The following text was written as a collaboration between Virginia Barratt and Quinn Eades, as an experimental work of ekphrastic ‘writing with’ or ‘writing to’ (Gale & Wyatt 2018), taking as its subject an operatic performance entitled ‘Vocal Womb’ by Eve Klein, a music technologist, popular music scholar and an operatic mezzo soprano and composer.
The operatic work, ‘Vocal Womb’, comprised two arias, based on poems written by Quinn Eades and Virginia Barratt, arranged in a ‘post-operatic’ mode, to use a term proposed by Jelena Novak to speak about theorising a body-voice relationship in contemporary, post-dramatic and media-augmented operatic works, ‘where interventions upon the body-voice relation open possibilities not only for expanding the borders of the opera world further, but also for what is considered body and voice in opera’ (Novak 2015).

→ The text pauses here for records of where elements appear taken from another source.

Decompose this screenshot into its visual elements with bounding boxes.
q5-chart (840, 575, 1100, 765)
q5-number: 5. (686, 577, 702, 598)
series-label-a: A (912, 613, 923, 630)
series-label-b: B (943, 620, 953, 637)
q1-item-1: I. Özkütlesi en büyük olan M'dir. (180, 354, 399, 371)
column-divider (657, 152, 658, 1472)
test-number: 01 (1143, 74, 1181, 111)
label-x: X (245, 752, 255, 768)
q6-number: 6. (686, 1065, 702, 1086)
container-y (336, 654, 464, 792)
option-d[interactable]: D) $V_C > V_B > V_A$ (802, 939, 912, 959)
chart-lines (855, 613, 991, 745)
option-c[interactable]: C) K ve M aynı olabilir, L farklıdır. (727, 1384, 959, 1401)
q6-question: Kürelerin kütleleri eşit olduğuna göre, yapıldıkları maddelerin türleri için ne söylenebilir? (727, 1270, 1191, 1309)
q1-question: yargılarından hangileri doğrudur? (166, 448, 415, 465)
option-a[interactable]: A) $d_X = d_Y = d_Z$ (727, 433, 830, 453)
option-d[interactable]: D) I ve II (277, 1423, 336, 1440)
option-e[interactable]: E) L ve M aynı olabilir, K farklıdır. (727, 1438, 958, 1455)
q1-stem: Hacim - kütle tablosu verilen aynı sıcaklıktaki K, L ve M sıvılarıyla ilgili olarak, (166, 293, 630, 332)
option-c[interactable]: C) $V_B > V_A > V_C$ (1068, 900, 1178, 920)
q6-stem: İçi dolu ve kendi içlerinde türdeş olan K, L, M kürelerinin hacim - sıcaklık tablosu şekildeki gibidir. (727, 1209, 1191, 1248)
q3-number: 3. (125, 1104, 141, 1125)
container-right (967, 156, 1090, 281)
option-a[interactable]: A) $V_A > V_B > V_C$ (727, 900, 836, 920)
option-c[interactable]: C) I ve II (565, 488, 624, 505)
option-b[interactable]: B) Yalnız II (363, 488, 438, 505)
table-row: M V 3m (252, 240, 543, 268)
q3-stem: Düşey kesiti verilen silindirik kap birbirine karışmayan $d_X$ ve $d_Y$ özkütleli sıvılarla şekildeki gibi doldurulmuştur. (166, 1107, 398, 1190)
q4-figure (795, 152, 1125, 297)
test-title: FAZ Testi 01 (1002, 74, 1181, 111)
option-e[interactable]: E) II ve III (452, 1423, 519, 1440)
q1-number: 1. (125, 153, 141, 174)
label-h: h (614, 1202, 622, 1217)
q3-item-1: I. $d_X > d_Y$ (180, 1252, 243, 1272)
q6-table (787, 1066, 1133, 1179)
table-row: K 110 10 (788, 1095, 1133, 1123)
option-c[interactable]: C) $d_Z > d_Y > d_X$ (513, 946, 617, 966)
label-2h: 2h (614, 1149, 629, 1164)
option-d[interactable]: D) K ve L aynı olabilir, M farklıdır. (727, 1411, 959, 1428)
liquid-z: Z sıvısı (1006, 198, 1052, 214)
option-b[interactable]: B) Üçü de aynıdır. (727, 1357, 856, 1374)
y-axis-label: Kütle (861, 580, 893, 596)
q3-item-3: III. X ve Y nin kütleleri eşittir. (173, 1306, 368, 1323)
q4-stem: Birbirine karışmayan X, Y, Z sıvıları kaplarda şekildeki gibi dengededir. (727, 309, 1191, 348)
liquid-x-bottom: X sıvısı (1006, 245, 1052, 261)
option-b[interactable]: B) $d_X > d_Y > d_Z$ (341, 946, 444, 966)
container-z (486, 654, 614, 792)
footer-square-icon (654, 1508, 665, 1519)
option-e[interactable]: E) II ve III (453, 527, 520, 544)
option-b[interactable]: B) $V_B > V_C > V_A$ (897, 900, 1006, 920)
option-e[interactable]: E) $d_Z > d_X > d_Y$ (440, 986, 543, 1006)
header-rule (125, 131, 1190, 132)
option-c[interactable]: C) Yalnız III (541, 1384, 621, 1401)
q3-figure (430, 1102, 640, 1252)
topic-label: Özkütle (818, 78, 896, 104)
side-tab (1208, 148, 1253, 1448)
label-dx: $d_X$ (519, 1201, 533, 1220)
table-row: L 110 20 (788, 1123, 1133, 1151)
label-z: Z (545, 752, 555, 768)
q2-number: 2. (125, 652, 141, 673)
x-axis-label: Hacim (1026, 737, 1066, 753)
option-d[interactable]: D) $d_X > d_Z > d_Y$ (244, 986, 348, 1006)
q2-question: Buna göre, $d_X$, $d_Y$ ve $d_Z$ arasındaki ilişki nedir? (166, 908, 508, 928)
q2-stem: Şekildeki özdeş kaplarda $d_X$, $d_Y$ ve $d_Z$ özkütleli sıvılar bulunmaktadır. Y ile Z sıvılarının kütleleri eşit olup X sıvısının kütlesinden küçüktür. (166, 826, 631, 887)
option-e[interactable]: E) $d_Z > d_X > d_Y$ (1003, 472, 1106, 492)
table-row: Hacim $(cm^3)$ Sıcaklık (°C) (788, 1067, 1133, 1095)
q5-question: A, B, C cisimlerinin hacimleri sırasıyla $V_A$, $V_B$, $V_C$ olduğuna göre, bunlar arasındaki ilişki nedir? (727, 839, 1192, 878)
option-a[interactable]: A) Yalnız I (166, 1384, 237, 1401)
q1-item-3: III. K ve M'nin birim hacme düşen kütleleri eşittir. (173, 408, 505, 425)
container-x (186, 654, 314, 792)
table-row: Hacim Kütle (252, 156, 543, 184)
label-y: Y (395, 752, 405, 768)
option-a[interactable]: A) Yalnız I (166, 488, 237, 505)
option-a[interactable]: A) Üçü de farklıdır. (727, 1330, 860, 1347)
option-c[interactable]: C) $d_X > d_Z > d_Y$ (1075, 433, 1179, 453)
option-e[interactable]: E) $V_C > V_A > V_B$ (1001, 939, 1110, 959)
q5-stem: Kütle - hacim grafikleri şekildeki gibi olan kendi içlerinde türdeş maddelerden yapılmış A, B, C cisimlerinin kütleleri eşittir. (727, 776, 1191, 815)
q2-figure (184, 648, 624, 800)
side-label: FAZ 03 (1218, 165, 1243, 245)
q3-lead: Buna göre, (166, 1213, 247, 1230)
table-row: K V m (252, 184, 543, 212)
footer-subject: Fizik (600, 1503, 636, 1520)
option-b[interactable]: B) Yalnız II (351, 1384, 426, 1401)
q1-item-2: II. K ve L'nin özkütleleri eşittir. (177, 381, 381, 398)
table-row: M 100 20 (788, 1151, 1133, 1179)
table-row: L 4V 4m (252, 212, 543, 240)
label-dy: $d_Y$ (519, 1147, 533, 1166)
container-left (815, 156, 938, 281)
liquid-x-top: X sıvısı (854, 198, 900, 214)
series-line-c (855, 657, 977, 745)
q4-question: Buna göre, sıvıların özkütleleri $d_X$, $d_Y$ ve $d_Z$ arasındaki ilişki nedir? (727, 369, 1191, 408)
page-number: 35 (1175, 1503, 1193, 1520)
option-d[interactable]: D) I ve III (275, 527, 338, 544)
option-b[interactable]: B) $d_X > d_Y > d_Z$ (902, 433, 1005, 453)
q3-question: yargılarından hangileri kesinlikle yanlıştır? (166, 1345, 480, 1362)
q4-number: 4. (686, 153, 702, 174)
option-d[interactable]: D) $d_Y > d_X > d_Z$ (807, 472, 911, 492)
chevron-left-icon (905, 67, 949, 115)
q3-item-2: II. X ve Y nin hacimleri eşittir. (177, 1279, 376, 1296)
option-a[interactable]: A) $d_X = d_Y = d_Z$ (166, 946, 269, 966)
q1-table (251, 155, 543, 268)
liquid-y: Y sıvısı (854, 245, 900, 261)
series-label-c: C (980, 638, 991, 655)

The original poems engaged with notions of affectivity, the phenomenology of panic, birthing, the post-linguistic and its role in writing trauma and the body, and écriture matière (Eades 2015), which is writing matter/the material. The poem/arias were arranged within a composition of samples, electronic noise, Eve’s own body sounds amplified by stethoscopes, and live sound and video feeds. The original poems, already products of ‘the remainder’ (Lecercle 1990), were thus further de/composed with the result that the affective ‘noise’ of the texts was amplified.
The text ’Vocal Womb’ and the ekphrasis machine (we die) was the result of Barratt and Eades writing with and to the live arias in a constraint-based processual performance. In a dialogic relationship to the poem/arias, we were sensing the vitalities of the iterative always-becoming text, and coaxing out the new emergent poetics, feeding back in a spiralling exchange with our poems, and mining the remainder for the refrain.